Eliana crept in, her footsteps stirring up dust. The cottage was full of broken furniture and the glitter of shattered glass. And dust thick enough to make her sneeze. She thought she saw something small moving jerkily in the shadows, but when she moved in to investigate, she found nothing but smeared tracks in the dust, miniature footprints marching up to the wall.
Unsettled, she went back outside.
“Now what?” she said.
Her voice echoed. She checked two more of the cottages but found them as run-down and abandoned as the first. She followed the path to the edge of the Fairy-Tale Village, where she found a tangle of thorny plants that she thought might be roses, although there were no blossoms anywhere. She sat down on a nearby bench and lay her gun across her lap.

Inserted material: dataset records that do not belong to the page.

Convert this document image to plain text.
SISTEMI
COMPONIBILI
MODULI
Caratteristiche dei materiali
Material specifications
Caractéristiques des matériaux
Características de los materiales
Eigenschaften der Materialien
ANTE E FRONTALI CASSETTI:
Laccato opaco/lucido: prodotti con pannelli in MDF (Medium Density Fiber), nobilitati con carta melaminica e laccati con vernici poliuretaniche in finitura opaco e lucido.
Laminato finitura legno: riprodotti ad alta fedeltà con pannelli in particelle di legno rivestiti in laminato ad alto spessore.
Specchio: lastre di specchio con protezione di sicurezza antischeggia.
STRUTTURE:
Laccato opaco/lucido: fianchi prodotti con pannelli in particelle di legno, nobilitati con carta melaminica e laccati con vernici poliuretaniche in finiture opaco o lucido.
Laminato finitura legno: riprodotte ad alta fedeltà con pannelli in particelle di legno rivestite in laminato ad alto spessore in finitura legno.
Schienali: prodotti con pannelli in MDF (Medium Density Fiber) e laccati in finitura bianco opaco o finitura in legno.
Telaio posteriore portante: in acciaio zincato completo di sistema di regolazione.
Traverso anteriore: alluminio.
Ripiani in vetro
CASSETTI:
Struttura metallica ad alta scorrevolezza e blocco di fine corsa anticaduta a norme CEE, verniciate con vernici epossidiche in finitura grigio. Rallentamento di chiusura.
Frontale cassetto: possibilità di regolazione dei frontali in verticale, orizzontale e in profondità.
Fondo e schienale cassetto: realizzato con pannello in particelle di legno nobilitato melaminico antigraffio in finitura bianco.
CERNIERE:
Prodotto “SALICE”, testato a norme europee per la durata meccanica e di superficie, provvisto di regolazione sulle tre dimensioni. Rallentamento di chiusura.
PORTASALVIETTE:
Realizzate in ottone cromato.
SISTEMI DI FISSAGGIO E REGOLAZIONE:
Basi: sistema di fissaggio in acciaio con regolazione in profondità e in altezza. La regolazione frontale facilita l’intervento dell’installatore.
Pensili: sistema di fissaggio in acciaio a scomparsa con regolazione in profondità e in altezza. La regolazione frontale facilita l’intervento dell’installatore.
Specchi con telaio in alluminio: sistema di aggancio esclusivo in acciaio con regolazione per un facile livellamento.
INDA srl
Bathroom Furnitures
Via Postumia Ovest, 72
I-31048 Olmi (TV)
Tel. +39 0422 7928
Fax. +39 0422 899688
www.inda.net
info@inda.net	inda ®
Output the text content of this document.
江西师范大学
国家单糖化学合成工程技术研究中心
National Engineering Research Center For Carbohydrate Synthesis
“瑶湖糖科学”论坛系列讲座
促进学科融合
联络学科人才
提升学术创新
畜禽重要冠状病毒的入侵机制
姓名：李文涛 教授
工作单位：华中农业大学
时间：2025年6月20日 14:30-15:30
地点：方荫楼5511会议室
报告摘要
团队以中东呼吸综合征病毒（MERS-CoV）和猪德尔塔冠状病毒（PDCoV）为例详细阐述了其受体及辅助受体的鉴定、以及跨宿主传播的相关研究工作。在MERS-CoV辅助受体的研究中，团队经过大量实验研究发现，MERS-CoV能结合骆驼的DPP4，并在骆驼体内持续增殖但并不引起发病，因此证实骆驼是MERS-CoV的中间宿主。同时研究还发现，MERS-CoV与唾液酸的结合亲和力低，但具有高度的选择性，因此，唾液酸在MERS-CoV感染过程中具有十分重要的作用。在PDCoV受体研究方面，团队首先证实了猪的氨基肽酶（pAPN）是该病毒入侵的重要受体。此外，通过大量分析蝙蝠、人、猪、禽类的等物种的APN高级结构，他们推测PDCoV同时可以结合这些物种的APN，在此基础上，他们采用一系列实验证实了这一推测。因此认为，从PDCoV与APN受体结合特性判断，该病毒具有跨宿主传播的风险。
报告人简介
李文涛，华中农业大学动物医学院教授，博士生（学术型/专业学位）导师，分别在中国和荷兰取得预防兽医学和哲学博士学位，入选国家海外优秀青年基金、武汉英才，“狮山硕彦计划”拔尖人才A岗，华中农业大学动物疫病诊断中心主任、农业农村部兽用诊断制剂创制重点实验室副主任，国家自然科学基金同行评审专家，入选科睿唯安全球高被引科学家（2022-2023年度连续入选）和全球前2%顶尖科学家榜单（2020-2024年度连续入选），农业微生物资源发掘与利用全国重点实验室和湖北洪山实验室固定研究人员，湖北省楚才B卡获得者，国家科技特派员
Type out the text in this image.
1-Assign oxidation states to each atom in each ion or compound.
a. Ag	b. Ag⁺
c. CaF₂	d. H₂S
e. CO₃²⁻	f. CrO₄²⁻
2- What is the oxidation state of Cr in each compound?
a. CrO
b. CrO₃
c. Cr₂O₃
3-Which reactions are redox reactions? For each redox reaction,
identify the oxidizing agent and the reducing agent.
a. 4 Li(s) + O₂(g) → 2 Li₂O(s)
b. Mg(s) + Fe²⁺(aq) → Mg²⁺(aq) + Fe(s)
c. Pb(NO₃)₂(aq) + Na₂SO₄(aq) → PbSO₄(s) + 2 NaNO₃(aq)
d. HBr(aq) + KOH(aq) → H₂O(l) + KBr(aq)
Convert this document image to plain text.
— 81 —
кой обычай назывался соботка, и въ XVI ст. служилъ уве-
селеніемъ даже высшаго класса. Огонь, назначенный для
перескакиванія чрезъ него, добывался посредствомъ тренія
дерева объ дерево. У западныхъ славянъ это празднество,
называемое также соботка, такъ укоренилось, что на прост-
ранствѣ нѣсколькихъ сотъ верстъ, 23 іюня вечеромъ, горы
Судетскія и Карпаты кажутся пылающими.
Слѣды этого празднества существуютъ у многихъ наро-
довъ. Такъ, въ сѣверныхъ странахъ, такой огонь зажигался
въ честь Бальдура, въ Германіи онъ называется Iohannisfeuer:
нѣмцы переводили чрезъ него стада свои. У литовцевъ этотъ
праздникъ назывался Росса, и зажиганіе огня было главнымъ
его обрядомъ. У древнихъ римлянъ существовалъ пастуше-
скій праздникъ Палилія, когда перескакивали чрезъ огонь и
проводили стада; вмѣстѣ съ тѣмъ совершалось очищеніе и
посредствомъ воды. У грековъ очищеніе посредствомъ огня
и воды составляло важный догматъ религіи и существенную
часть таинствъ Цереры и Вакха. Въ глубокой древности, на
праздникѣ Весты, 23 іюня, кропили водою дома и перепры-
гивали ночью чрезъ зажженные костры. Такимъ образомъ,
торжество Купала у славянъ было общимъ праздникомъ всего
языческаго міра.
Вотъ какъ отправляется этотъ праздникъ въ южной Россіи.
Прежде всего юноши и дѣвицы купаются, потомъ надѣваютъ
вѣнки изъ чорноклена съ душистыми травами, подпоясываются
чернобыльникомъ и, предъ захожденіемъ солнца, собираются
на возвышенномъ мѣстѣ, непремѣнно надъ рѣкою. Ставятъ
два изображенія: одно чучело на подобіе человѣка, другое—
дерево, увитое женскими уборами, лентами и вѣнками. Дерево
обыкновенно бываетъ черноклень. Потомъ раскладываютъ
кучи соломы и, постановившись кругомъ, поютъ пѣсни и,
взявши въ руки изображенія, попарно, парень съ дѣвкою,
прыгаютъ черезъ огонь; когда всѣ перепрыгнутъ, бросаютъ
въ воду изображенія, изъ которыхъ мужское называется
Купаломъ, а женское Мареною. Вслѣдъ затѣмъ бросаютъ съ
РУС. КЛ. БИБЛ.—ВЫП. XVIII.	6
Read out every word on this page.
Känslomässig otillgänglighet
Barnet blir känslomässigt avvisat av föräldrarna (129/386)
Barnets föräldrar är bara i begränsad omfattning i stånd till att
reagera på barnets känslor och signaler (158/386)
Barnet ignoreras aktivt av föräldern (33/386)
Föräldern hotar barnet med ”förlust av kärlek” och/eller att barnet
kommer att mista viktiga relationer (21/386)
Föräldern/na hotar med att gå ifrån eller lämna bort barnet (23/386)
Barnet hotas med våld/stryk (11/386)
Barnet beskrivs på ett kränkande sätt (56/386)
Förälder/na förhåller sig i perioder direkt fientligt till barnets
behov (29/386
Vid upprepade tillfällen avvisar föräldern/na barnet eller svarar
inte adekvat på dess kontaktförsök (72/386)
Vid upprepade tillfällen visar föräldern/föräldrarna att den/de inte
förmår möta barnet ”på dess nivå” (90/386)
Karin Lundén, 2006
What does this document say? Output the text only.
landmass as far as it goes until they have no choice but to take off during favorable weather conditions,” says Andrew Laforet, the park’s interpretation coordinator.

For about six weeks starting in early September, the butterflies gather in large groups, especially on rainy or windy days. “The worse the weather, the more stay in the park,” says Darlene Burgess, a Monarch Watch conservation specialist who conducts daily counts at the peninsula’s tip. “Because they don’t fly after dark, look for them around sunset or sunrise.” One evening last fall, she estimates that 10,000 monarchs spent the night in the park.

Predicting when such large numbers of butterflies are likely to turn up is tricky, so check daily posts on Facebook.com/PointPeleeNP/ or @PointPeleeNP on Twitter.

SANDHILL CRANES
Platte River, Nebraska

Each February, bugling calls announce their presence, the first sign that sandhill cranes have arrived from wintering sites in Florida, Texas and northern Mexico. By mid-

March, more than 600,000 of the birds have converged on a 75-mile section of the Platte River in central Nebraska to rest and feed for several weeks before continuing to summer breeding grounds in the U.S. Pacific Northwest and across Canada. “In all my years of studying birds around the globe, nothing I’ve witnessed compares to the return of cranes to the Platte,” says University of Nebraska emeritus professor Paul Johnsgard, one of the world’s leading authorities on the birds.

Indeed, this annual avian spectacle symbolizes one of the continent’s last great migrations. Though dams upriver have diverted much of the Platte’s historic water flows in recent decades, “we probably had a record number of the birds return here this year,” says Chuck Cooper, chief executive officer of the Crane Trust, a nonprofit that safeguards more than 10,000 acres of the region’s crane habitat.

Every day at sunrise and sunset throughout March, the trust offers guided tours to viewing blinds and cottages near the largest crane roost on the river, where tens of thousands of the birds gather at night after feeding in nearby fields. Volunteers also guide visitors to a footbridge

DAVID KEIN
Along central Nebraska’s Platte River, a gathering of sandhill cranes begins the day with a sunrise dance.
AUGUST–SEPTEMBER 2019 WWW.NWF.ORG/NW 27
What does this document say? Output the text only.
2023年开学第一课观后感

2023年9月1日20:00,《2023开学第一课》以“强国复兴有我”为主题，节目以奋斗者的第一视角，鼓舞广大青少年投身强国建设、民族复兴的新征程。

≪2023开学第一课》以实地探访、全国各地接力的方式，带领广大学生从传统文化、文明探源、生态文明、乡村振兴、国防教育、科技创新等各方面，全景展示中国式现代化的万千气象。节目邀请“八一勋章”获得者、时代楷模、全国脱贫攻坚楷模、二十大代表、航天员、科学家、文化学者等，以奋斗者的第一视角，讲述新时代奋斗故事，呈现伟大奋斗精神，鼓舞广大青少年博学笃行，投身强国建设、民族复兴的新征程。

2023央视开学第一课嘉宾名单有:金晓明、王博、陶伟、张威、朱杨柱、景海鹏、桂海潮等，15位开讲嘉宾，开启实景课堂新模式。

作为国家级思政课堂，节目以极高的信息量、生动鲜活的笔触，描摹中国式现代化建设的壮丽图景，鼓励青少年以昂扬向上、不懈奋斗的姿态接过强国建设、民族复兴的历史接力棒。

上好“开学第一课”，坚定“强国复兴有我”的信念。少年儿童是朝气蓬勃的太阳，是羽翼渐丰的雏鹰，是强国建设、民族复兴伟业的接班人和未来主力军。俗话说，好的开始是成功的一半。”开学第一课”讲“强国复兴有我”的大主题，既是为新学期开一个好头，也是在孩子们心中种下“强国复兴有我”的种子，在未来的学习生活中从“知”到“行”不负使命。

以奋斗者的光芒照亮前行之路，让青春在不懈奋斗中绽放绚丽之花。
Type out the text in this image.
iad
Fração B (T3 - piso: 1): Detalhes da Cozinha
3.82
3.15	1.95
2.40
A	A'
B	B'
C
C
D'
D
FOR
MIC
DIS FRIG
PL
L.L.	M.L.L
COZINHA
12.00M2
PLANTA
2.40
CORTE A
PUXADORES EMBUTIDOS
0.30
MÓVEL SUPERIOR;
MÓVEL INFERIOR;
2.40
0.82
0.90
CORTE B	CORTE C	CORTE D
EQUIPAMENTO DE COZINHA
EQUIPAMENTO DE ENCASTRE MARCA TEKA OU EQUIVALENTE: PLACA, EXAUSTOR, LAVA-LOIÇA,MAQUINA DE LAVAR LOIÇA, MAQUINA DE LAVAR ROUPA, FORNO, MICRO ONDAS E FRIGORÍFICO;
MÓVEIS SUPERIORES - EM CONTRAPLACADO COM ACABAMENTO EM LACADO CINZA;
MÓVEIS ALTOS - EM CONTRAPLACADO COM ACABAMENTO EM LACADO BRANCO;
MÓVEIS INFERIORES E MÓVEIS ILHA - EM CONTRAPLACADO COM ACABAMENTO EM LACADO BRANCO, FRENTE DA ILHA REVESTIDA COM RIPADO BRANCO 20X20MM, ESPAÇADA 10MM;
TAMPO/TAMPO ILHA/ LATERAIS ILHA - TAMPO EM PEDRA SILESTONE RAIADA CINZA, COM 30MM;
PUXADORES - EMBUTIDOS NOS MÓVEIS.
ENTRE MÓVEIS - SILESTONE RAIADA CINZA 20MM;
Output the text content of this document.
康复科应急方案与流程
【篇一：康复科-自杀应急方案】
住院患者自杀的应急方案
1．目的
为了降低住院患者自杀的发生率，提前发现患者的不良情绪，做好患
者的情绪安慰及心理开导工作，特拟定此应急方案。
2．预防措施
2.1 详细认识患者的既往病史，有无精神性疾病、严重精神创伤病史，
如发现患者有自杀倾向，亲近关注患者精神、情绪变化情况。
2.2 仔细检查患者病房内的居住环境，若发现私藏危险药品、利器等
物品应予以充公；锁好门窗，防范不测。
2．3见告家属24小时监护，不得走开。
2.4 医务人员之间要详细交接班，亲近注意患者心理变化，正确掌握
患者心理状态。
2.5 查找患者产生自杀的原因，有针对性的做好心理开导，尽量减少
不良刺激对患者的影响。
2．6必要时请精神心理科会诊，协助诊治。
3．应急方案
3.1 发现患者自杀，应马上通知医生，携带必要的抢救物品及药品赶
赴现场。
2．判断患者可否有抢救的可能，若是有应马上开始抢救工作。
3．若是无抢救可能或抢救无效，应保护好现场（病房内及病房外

Took a deep breath.
That buzzing began again. Closer.
Eliana leapt to her feet and spun around with the gun. But she didn’t see anything.
The buzzing stopped.
She rubbed at her forehead. Her adrenaline had her body drawn tight like a coil about to spring. She checked her watch, and her arm was shaking. She had over three hours before the next train would arrive in the amusement park. And she’d heard the city kept the front gate locked, so she couldn’t just walk back out onto the street. But maybe those rumors weren’t true.
She left the Fairy-Tale Village and walked until she found another signpost. This one pointed her to the Snow Village, concessions, the Ferris wheel, and the Ice Palace. She decided to try the Snow Village. The path twisted through snowdrifts carved out of painted cement. Eliana sweated beneath her coat and sweater. Not from heat—it was freezing here—but from a vague, unshakable sense of dread.